I understand the sense of security that comes from growing up in a two parent household. At first, I thought that assuming the role of both mother and father would make it easier for my children to process the dramatic shift in our family structure. Fortunately for the three of us I quickly realized that I can only be one person, mother. I have since focused on honoring the family unit that we have become through our years of adversity and struggle.

I decided to use the lessons learned during these last ten years of adversity and struggle to formulate a plan for moving single mothers and their children to mental, physical, educational, and financial self-sufficiency. This plan was borne out of the roadblocks that derailed my attempts to bring this same stability to my new normal. Ms. Sandberg, a tragic life shift has placed you on the same path that many of our sister single mothers are walking. I trust that, like me, this is a path that you do not want to walk. However, I believe that nothing happens by chance or accident. We are on the path that is moving us towards our purpose. The question is whether you are willing to embrace the pain, joy, hard work, and messiness that comes with walking this path.

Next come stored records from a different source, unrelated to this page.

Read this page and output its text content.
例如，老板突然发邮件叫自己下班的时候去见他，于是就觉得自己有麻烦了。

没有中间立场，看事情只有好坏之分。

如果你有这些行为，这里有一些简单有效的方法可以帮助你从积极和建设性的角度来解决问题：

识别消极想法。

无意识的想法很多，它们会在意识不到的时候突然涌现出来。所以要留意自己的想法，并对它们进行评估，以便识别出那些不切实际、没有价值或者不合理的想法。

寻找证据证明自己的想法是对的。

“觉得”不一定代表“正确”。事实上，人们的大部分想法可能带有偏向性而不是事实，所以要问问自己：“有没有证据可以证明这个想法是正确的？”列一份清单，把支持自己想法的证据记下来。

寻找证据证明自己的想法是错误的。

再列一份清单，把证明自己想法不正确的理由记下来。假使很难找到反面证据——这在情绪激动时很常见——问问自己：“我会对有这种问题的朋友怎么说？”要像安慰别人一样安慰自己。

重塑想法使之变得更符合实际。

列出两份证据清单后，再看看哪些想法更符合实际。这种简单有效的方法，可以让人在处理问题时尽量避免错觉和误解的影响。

Within this context I challenge you to consider this letter as an open invitation to lean in and join me as I work to holistically change the lives of single mothers and their children across generations.

Everyday I fight to keep leaning in to the hard that comes with parenting alone with no support, playing the cards that I have been dealt, and waiting expectantly for the beauty that will certainly rise from the ashes of adversity and struggle. Welcome to my world.